Procedure (40-47 minutes)
I place 20 photographs of food items on the WB. Then I draw students' attention to the photos on the WB and tell them "This is my shopping list for food...I want you to tell me the names of these things". I give students a HO with copies of all of the pictures and on a separate piece of paper I give them a list of the food items (2 of each HO per group to encourage group work). "I want you to match the names on this list to the pictures and write them underneath." I demo one example. While students are working I walk around the class and give each group a few labels with some of the food items printed on them. I ask the group to choose 1 student to go up to the WB and stick the label under the appropriate picture. Once all of the pictures have been correctly labeled, I will indicate stress and drill, cycling back to words that cause students difficulty. When we have completed this, I give students the Food Items Vocabulary HO, which contains all of the photos with their names and stress patterns underneath.
I draw a 2-column table on the WB, labeled: 'I like...' and 'I don't like...'. I look at all of the food items listed on the board and begin to make my list of likes/dislikes on the WB. I show students that on the other side of the HO I just gave them, they have their own chart to fill out. "I want you to make your own list. Write which of these foods [motion to the WB] you like and which ones you don't like". After students have finished, I take WC FB by asking a series of questions in the form: "Raise your hand if you like X", "Raise your hand if you don't like X". Then I ask the class, "Which food on your list do you like the most? Which food do you like the least?"

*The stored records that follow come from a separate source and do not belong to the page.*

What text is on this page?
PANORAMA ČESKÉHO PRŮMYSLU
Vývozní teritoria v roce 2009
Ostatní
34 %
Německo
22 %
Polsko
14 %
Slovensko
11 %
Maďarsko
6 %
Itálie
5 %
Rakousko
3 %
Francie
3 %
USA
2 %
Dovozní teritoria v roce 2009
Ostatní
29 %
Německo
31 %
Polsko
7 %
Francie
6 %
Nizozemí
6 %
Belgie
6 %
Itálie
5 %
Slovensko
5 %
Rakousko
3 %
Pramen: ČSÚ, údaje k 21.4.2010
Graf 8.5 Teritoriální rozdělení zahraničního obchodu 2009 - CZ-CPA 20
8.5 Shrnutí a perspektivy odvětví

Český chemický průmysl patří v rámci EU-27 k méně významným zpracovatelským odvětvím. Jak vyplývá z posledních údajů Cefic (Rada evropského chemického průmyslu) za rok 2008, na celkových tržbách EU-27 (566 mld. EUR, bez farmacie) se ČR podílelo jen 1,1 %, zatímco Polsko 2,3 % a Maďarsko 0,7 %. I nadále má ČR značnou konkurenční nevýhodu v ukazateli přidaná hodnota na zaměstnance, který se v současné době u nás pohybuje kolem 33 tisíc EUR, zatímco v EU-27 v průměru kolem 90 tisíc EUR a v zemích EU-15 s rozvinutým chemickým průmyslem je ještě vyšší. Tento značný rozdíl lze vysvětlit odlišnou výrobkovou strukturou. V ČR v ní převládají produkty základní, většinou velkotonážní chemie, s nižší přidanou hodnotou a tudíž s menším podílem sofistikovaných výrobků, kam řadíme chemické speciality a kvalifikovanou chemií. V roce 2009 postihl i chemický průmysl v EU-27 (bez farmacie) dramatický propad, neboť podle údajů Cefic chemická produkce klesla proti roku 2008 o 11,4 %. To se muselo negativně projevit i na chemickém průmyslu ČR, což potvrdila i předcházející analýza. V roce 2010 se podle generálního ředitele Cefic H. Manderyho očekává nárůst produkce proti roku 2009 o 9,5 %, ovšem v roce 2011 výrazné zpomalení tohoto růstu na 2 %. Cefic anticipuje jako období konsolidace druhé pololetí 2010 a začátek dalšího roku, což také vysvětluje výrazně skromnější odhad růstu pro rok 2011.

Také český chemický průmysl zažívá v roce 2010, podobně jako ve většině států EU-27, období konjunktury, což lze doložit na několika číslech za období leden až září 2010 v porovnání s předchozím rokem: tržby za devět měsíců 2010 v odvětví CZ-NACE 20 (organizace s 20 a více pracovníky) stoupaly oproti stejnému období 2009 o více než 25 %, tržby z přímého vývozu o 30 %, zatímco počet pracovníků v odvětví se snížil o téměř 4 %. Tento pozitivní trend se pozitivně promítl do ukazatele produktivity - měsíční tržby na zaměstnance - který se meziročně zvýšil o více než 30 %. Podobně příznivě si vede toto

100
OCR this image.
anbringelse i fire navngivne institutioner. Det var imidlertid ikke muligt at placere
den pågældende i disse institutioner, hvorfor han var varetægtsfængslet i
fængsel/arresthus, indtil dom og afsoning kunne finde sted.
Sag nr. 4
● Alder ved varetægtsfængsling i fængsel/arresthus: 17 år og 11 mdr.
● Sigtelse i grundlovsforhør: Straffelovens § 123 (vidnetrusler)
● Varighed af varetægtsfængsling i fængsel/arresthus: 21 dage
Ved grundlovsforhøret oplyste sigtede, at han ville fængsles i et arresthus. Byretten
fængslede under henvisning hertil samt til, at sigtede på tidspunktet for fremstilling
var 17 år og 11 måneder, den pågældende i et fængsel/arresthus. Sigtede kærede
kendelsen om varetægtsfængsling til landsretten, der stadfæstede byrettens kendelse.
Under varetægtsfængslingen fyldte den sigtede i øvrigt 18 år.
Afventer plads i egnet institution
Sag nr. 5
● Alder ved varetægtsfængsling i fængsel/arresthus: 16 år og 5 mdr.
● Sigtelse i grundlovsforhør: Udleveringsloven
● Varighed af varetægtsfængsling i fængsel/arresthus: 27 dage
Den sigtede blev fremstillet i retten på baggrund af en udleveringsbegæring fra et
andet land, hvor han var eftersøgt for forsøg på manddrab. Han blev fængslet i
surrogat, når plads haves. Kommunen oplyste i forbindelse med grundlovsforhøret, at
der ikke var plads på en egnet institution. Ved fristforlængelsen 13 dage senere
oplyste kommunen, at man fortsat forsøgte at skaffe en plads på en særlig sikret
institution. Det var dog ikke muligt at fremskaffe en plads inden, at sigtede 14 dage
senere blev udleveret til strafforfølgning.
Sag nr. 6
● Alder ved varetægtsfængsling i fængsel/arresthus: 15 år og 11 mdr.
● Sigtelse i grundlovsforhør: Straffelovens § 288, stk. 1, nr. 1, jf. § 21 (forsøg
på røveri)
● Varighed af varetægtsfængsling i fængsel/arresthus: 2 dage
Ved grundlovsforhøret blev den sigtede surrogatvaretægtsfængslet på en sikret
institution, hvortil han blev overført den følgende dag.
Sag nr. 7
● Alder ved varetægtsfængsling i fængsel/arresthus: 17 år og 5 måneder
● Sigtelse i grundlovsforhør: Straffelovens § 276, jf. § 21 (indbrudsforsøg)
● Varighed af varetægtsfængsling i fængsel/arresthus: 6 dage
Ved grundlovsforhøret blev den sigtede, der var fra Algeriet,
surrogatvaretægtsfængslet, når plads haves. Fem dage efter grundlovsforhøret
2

I erase my like/don't like chart on the WB and replace it with a list that says: sweet, round, good for you, skin/peel. Beginning with 'sweet', I ask, "Who knows what sweet means?". If students don't know I give them the answer and use CCQs to check for understanding. Then I write down one food item from our list that is sweet. I follow the same procedure for the next four categories. Next, I tell students, "Work in your groups and pick 1 more food from the list for each of these [motion to the WB categories]. 1 more food that is sweet, 1 more food that is round, etc." ICQ: How many foods are you going to pick for each one? After students have finished we take WC FB and I add some of their answers to the WB list.

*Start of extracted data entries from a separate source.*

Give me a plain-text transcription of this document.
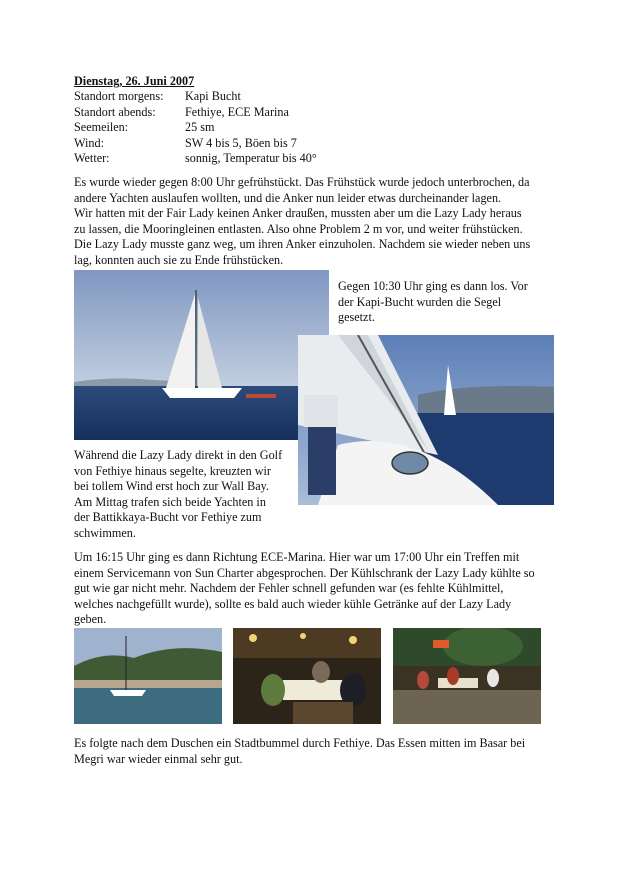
Dienstag, 26. Juni 2007
Standort morgens: Kapi Bucht
Standort abends: Fethiye, ECE Marina
Seemeilen:	25 sm
Wind:	SW 4 bis 5, Böen bis 7
Wetter:	sonnig, Temperatur bis 40°
Es wurde wieder gegen 8:00 Uhr gefrühstückt. Das Frühstück wurde jedoch unterbrochen, da
andere Yachten auslaufen wollten, und die Anker nun leider etwas durcheinander lagen.
Wir hatten mit der Fair Lady keinen Anker draußen, mussten aber um die Lazy Lady heraus
zu lassen, die Mooringleinen entlasten. Also ohne Problem 2 m vor, und weiter frühstücken.
Die Lazy Lady musste ganz weg, um ihren Anker einzuholen. Nachdem sie wieder neben uns
lag, konnten auch sie zu Ende frühstücken.
Gegen 10:30 Uhr ging es dann los. Vor
der Kapi-Bucht wurden die Segel
gesetzt.
Während die Lazy Lady direkt in den Golf
von Fethiye hinaus segelte, kreuzten wir
bei tollem Wind erst hoch zur Wall Bay.
Am Mittag trafen sich beide Yachten in
der Battikkaya-Bucht vor Fethiye zum
schwimmen.
Um 16:15 Uhr ging es dann Richtung ECE-Marina. Hier war um 17:00 Uhr ein Treffen mit
einem Servicemann von Sun Charter abgesprochen. Der Kühlschrank der Lazy Lady kühlte so
gut wie gar nicht mehr. Nachdem der Fehler schnell gefunden war (es fehlte Kühlmittel,
welches nachgefüllt wurde), sollte es bald auch wieder kühle Getränke auf der Lazy Lady
geben.
Es folgte nach dem Duschen ein Stadtbummel durch Fethiye. Das Essen mitten im Basar bei
Megri war wieder einmal sehr gut.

I tell students that I'm going to give them a HO to read. I show them the HO and tell them the title. "Does anyone know what weird means?" If no, I answer, "It means strange or different." I tell students to "read the article and circle the pictures of the weird fruits and vegetables that it talks about". ICQ: Are you going to circle the pictures? While students are working I walk around the class, monitoring groups and helping them with any difficulties. After the students have finished we quickly take WC FB. Next, I tell students to "read the article again. I want you to find which fruits and vegetables Charlie likes and which ones he doesn't like. Work with the person beside you." After the students have finished we take WC FB and I ask them why Charlie likes/dislikes different fruits and vegetables.
I give students the matching HO and tell them to match the two columns. " I demo the first example. Once students have completed the exercise, we take WC FB. Next, I put on the WB: "I like...", "I don't like...", "I prefer...", and "I'd rather have..." and show that 'I prefer' and 'I'd rather have' mean 'I like it more'. I refer back to the photos on the WB to model how these phrases are used. "I like apples AND bananas, but I like apples more, so: I prefer apples", "I don't like carrots. I'd rather have apples", etc. If there is time, I will ask students to write two sentences, using 'I like, I don't like, I prefer, I'd rather have'. ICQs: "How many sentences are you going to write?" "Are you going to use all of these? [motion to the phrases on WB]"

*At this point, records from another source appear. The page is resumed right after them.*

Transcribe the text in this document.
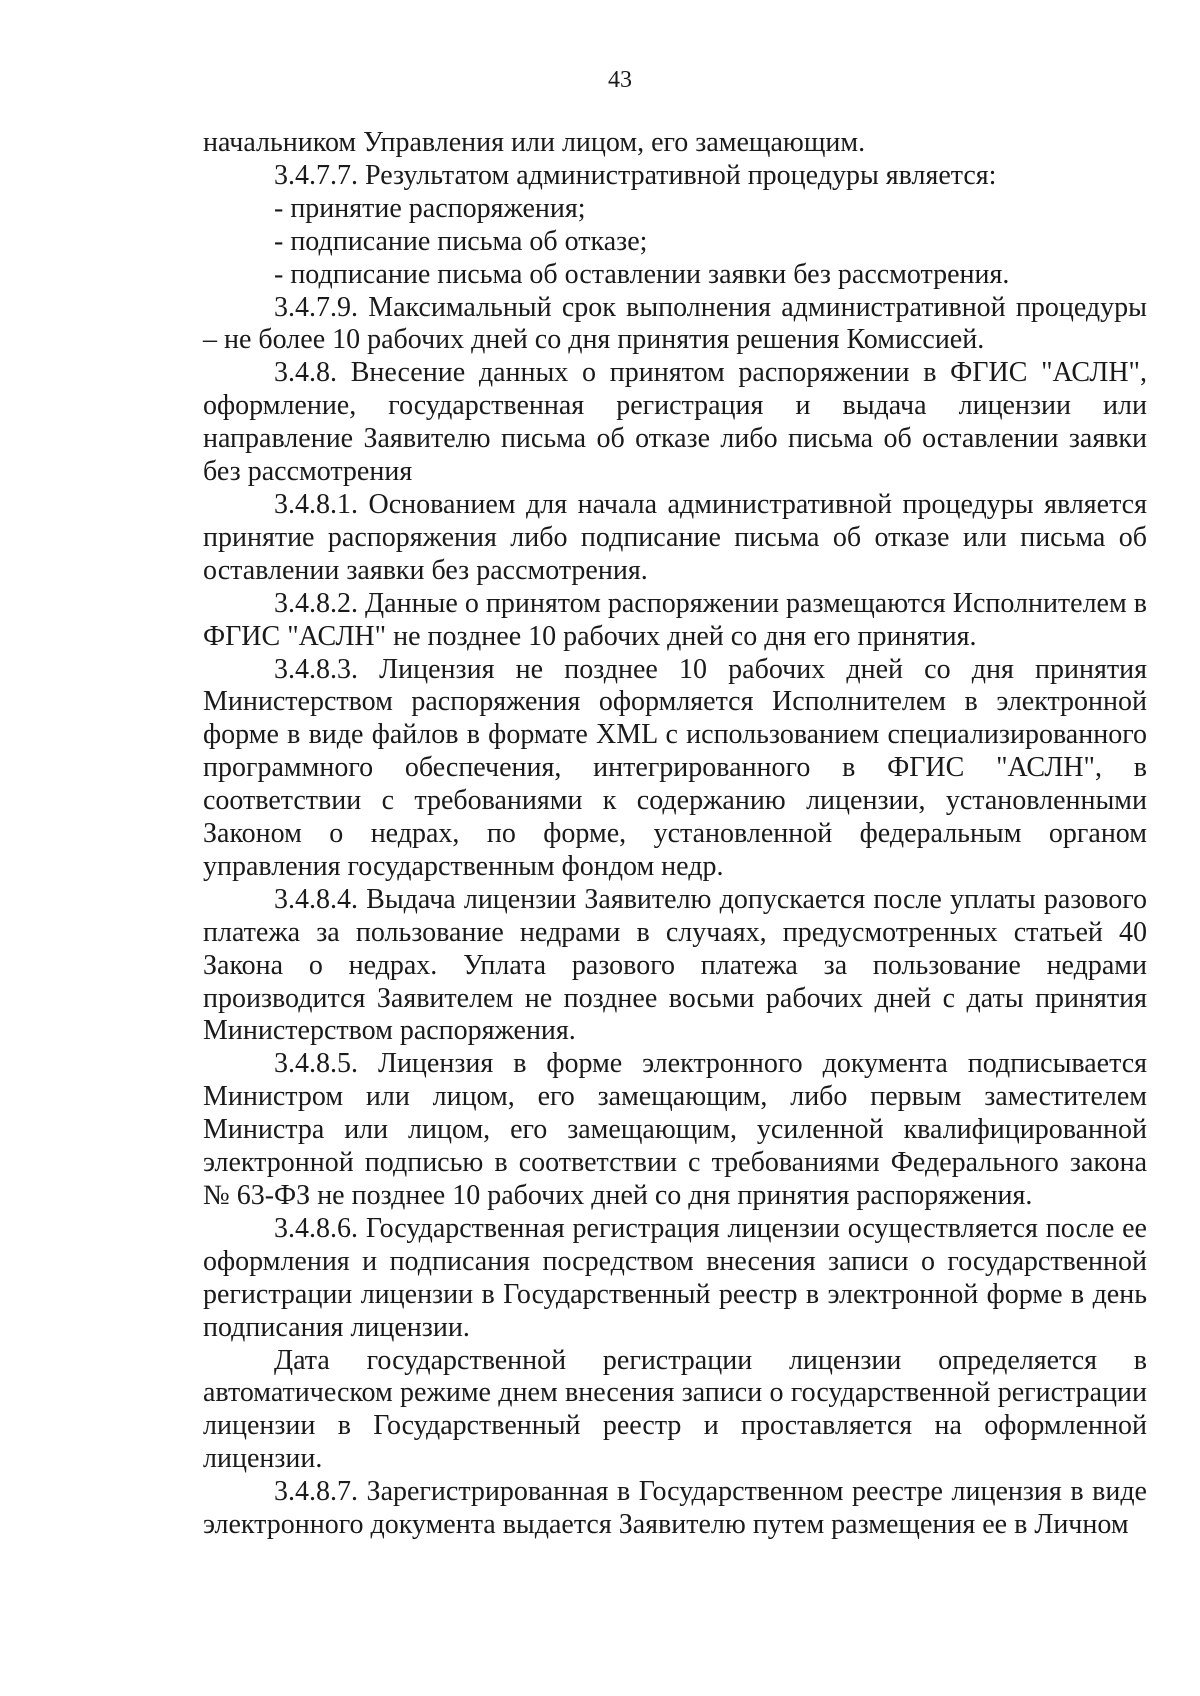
43

начальником Управления или лицом, его замещающим.

3.4.7.7. Результатом административной процедуры является:

- принятие распоряжения;

- подписание письма об отказе;

- подписание письма об оставлении заявки без рассмотрения.

3.4.7.9. Максимальный срок выполнения административной процедуры – не более 10 рабочих дней со дня принятия решения Комиссией.

3.4.8. Внесение данных о принятом распоряжении в ФГИС "АСЛН", оформление, государственная регистрация и выдача лицензии или направление Заявителю письма об отказе либо письма об оставлении заявки без рассмотрения

3.4.8.1. Основанием для начала административной процедуры является принятие распоряжения либо подписание письма об отказе или письма об оставлении заявки без рассмотрения.

3.4.8.2. Данные о принятом распоряжении размещаются Исполнителем в ФГИС "АСЛН" не позднее 10 рабочих дней со дня его принятия.

3.4.8.3. Лицензия не позднее 10 рабочих дней со дня принятия Министерством распоряжения оформляется Исполнителем в электронной форме в виде файлов в формате XML с использованием специализированного программного обеспечения, интегрированного в ФГИС "АСЛН", в соответствии с требованиями к содержанию лицензии, установленными Законом о недрах, по форме, установленной федеральным органом управления государственным фондом недр.

3.4.8.4. Выдача лицензии Заявителю допускается после уплаты разового платежа за пользование недрами в случаях, предусмотренных статьей 40 Закона о недрах. Уплата разового платежа за пользование недрами производится Заявителем не позднее восьми рабочих дней с даты принятия Министерством распоряжения.

3.4.8.5. Лицензия в форме электронного документа подписывается Министром или лицом, его замещающим, либо первым заместителем Министра или лицом, его замещающим, усиленной квалифицированной электронной подписью в соответствии с требованиями Федерального закона № 63-ФЗ не позднее 10 рабочих дней со дня принятия распоряжения.

3.4.8.6. Государственная регистрация лицензии осуществляется после ее оформления и подписания посредством внесения записи о государственной регистрации лицензии в Государственный реестр в электронной форме в день подписания лицензии.

Дата государственной регистрации лицензии определяется в автоматическом режиме днем внесения записи о государственной регистрации лицензии в Государственный реестр и проставляется на оформленной лицензии.

3.4.8.7. Зарегистрированная в Государственном реестре лицензия в виде электронного документа выдается Заявителю путем размещения ее в Личном
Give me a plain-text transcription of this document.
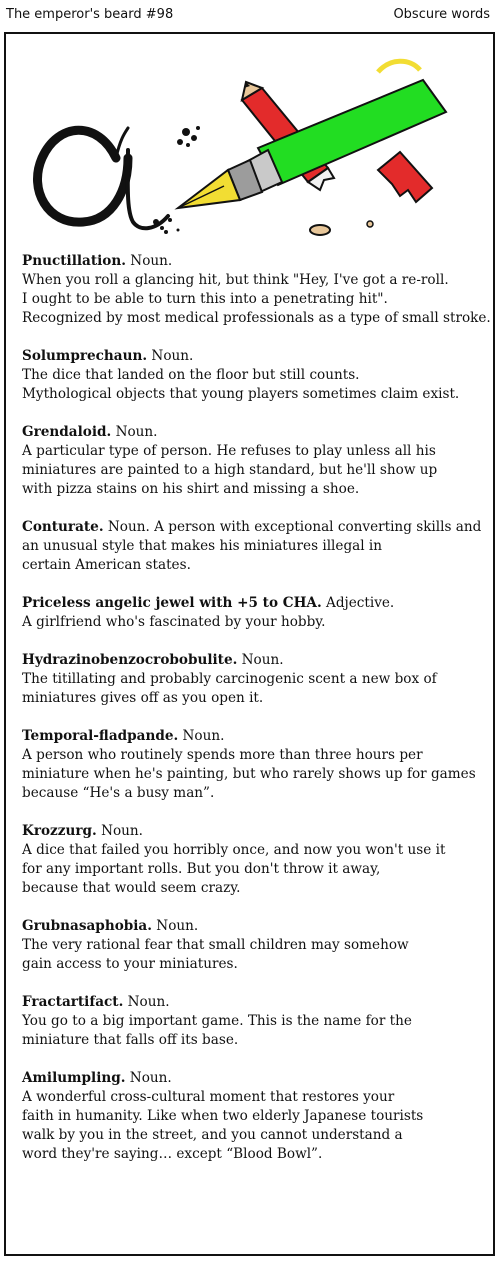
The emperor's beard #98	Obscure words
Pnuctillation. Noun.
When you roll a glancing hit, but think "Hey, I've got a re-roll.
I ought to be able to turn this into a penetrating hit".
Recognized by most medical professionals as a type of small stroke.
Solumprechaun. Noun.
The dice that landed on the floor but still counts.
Mythological objects that young players sometimes claim exist.
Grendaloid. Noun.
A particular type of person. He refuses to play unless all his
miniatures are painted to a high standard, but he'll show up
with pizza stains on his shirt and missing a shoe.
Conturate. Noun. A person with exceptional converting skills and
an unusual style that makes his miniatures illegal in
certain American states.
Priceless angelic jewel with +5 to CHA. Adjective.
A girlfriend who's fascinated by your hobby.
Hydrazinobenzocrobobulite. Noun.
The titillating and probably carcinogenic scent a new box of
miniatures gives off as you open it.
Temporal-fladpande. Noun.
A person who routinely spends more than three hours per
miniature when he's painting, but who rarely shows up for games
because “He's a busy man”.
Krozzurg. Noun.
A dice that failed you horribly once, and now you won't use it
for any important rolls. But you don't throw it away,
because that would seem crazy.
Grubnasaphobia. Noun.
The very rational fear that small children may somehow
gain access to your miniatures.
Fractartifact. Noun.
You go to a big important game. This is the name for the
miniature that falls off its base.
Amilumpling. Noun.
A wonderful cross-cultural moment that restores your
faith in humanity. Like when two elderly Japanese tourists
walk by you in the street, and you cannot understand a
word they're saying… except “Blood Bowl”.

I ask students, "If you want to ask someone which food they prefer, what do you say?" I try to elicit the answer from the students. I write the answer on the WB: 'Which do you prefer: X or Y?' Beneath I write the beginning of the responses: "I prefer..." and "I'd rather have...". I tell students that in a moment I will give them a small piece of paper with two foods written on it. "I want you to stand up and ask people which they prefer". I tell students that they should answer by saying either 'I prefer' or "I'd rather have'. I demo a few examples with some of the teachers and then some of the students. Then I give students their food items and the class mingles with each other. After a few minutes I ask the class to sit down and we take WC FB by asking which of the foods in their pair most students prefer.